Detection and removal of clouds in satellite imagery is a natural application of machine learning, but freely available training datasets have been in short supply. To address this, Azavea has produced — and hereby announces the immediate public release of — a dataset consisting of 32 unique Sentinel-2 tiles with cloud labels produced by humans. The 32 unique tiles are present in L1C (top of atmosphere) and L2A (surface reflectance) versions, they cover 25 unique locations, and all four seasons are represented in the dataset. As we discussed in an earlier blog post, we have been able to use these data to produce some interesting results, but now it is your turn!
The data can be found in a publicly accessible, requester pays S3 bucket:
There are three files associated with every tile in the dataset: a
catalog.zip file (a STAC archive containing the vector labels), a
*L1C-0.tif file (a GeoTiff file containing an L1C version of the tile), and a
*L2A-0.tif file (a GeoTiff file containing an L2A version of the tile). The list of tiles in the dataset can be found on GitHub (that file contains the locations of the
catalog.zip files and the
*L1C-0.tif files, the locations of the L2A files are deducible from the locations of the L1C files).
The total size of the dataset is about 80GB.
The GeoTiff format is venerable and well-known so it does not require further discussion, but the STAC format used for the vector labels might benefit from a few re-introductory words.
The STAC specification is an effort to produce a lingua franca for geospatial data to facilitate interoperability, indexability, discoverability, &c. The STAC format has been much written about on the Azavea blog (for example here, here, here, and here), and the curious reader is encouraged to read those posts for additional background.

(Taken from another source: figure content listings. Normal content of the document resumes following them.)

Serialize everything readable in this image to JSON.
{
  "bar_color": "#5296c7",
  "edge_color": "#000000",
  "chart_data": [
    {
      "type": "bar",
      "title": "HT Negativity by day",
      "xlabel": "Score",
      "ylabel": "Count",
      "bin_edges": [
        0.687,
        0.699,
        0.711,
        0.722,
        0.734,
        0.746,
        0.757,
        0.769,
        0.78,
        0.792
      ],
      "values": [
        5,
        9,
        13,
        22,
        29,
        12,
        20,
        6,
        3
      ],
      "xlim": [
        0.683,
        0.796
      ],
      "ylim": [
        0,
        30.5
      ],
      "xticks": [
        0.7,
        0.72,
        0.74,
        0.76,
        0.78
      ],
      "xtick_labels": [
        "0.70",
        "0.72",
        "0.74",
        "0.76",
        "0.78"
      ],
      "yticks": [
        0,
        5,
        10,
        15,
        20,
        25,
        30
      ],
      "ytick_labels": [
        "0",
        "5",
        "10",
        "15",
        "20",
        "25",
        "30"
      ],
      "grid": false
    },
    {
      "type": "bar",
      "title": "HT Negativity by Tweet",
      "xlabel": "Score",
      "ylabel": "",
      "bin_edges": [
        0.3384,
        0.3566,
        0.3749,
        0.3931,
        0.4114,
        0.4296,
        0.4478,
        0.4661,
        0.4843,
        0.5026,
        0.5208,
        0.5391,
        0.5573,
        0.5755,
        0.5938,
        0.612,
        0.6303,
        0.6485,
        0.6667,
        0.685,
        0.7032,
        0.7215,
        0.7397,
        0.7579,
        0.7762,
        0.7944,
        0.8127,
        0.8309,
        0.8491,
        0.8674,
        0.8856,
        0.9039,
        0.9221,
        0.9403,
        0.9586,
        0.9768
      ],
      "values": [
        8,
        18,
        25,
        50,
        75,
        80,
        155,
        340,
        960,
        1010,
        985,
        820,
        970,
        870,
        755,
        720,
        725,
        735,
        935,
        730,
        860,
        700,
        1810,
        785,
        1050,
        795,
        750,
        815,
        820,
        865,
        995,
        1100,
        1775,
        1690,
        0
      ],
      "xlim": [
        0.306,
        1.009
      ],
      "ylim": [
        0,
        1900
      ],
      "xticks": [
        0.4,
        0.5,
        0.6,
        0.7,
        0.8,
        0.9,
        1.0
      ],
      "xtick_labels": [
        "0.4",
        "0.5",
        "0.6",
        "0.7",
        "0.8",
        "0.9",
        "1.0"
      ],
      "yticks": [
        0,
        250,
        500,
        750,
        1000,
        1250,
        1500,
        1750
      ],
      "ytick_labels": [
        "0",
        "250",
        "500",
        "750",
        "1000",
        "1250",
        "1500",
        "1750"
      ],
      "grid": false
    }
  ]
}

STAC archives can contain pointers to raster data, vector data, and many other things.
The STAC archives that are provided in this dataset do not include the location of the underlying Sentinel-2 imagery, but instead, the locations of those files must be taken from the file
catalogs.json provided on GitHub (as previously mentioned).

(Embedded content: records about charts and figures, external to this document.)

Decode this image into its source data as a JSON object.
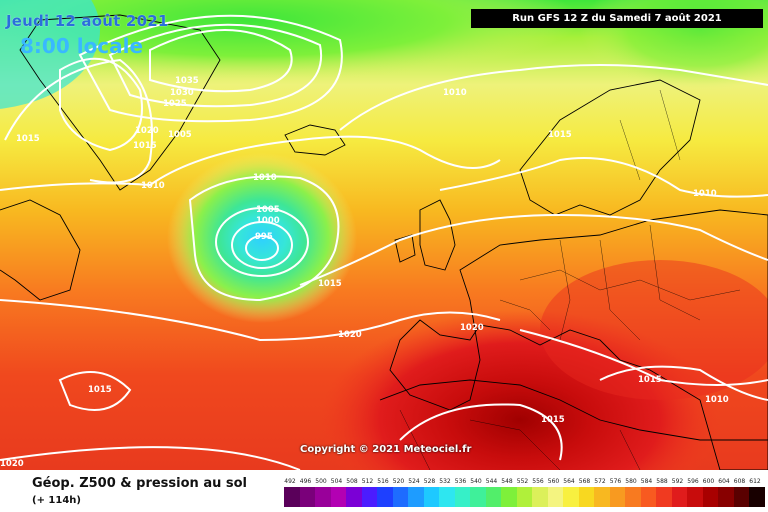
{
  "header": {
    "date": "Jeudi 12 août 2021",
    "time": "8:00 locale",
    "run": "Run GFS 12 Z du Samedi 7 août 2021"
  },
  "copyright": "Copyright © 2021 Meteociel.fr",
  "footer": {
    "title": "Géop. Z500 & pression au sol",
    "subtitle": "(+ 114h)"
  },
  "scale": {
    "ticks": [
      "492",
      "496",
      "500",
      "504",
      "508",
      "512",
      "516",
      "520",
      "524",
      "528",
      "532",
      "536",
      "540",
      "544",
      "548",
      "552",
      "556",
      "560",
      "564",
      "568",
      "572",
      "576",
      "580",
      "584",
      "588",
      "592",
      "596",
      "600",
      "604",
      "608",
      "612"
    ],
    "colors": [
      "#5a005a",
      "#7a007a",
      "#99009a",
      "#b300b3",
      "#7b00d6",
      "#4b1cff",
      "#1e40ff",
      "#1e6cff",
      "#1e9cff",
      "#1ec9ff",
      "#2ee6f0",
      "#36f0c8",
      "#3ff09a",
      "#52ee6a",
      "#7ef03a",
      "#b0f03a",
      "#dcf05a",
      "#f4f480",
      "#f8f040",
      "#f8d820",
      "#f8b820",
      "#f89a20",
      "#f87a20",
      "#f85a20",
      "#f03a20",
      "#e01c1c",
      "#c80c0c",
      "#a80000",
      "#880000",
      "#5a0000",
      "#180000"
    ]
  },
  "isobars": [
    "1035",
    "1030",
    "1025",
    "1020",
    "1015",
    "1005",
    "1010",
    "1015",
    "1010",
    "1005",
    "1000",
    "995",
    "1010",
    "1010",
    "1015",
    "1015",
    "1020",
    "1020",
    "1015",
    "1015",
    "1010",
    "1015",
    "1020"
  ]
}
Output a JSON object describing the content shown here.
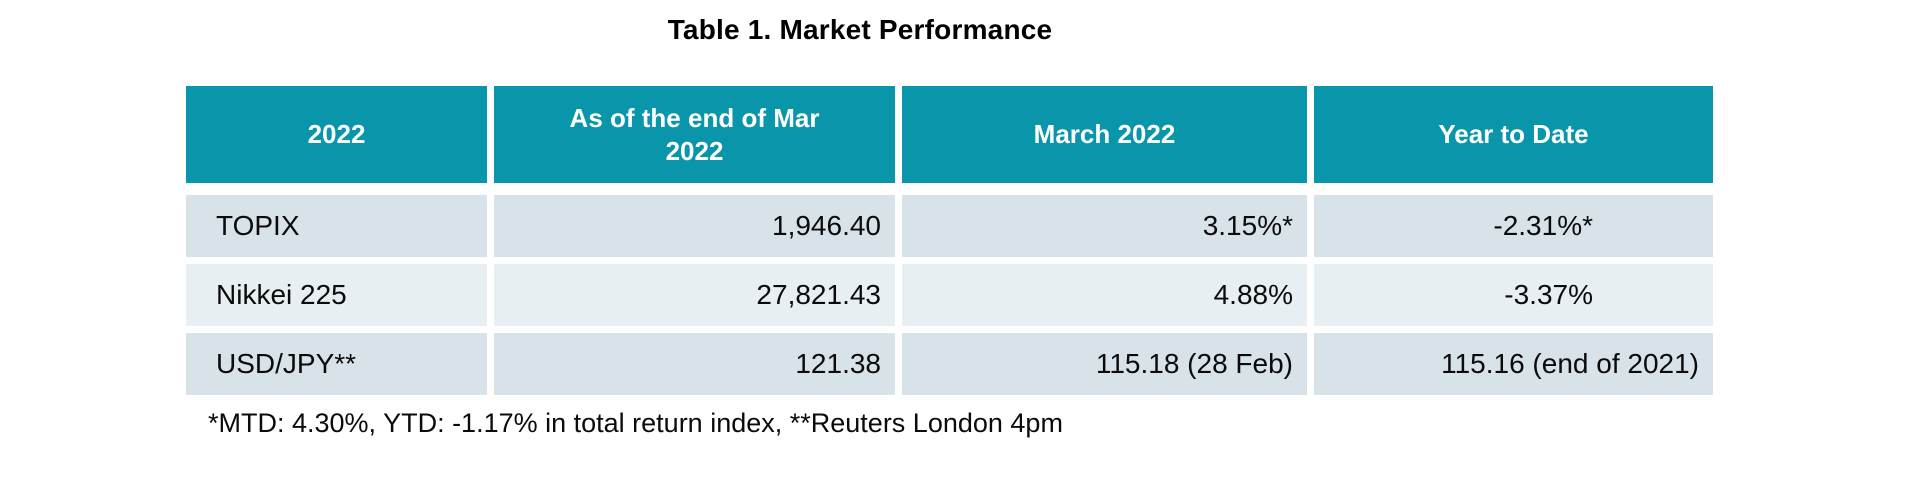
{
  "title": "Table 1. Market Performance",
  "table": {
    "headers": [
      "2022",
      "As of the end of Mar 2022",
      "March 2022",
      "Year to Date"
    ],
    "rows": [
      {
        "label": "TOPIX",
        "values": [
          "1,946.40",
          "3.15%*",
          "-2.31%*"
        ]
      },
      {
        "label": "Nikkei 225",
        "values": [
          "27,821.43",
          "4.88%",
          "-3.37%"
        ]
      },
      {
        "label": "USD/JPY**",
        "values": [
          "121.38",
          "115.18 (28 Feb)",
          "115.16 (end of 2021)"
        ]
      }
    ]
  },
  "footnote": "*MTD: 4.30%, YTD: -1.17% in total return index, **Reuters London 4pm",
  "colors": {
    "header_bg": "#0a96aa",
    "header_text": "#ffffff",
    "row_odd_bg": "#d7e3e9",
    "row_even_bg": "#e8eff3",
    "body_text": "#0b0b0b"
  }
}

In this dataset, the GeoJSON vector labels for each Sentinel-2 tile are stored in the associated STAC. The location of the vector label information within each tree-like STAC archive can be located by reference to the following information.
The sole child of the root of each STAC is a
Layer Collection and that
Layer Collection contains an
Image Collection and a
Label Collection. The
Image Collection contains a single item that can be safely ignored because the location of the imagery is given separately, as previously mentioned. The
Label Collection also contains a single
Item, and that item contains the GeoJSON label data.
The reader unfamiliar with STAC is encouraged to use PySTAC in a Python REPL to explore the contents of one or more of the STACs in this dataset. A fully-working example of how to parse these STACs using PySTAC can be found on GitHub.
You can begin to experiment with the dataset immediately by cloning the Azavea Cloud Model GitHub repository.
It is assumed that the reader has an AWS account and that Docker is properly configured and working locally.
To set up the necessary AWS Batch resources, the instructions given in the Raster Vision documentation can be used as a starting point. After the resources have been created, it is necessary to increase the amount of storage available to GPU instances. This is necessary to allow the dataset to fit within the local storage of a GPU instance. The increase in available local storage can be accomplished by adding a launch template to the GPU compute environment that is used to generate GPU instances on Batch. Instructions for how to augment the storage size can be found here. We recommend increasing the local storage to 512GB.
After that, it should be possible to follow the instructions given in the README.md file in the repository.
Given the rasters and STACs in the dataset, you can modify our code or write/use your own!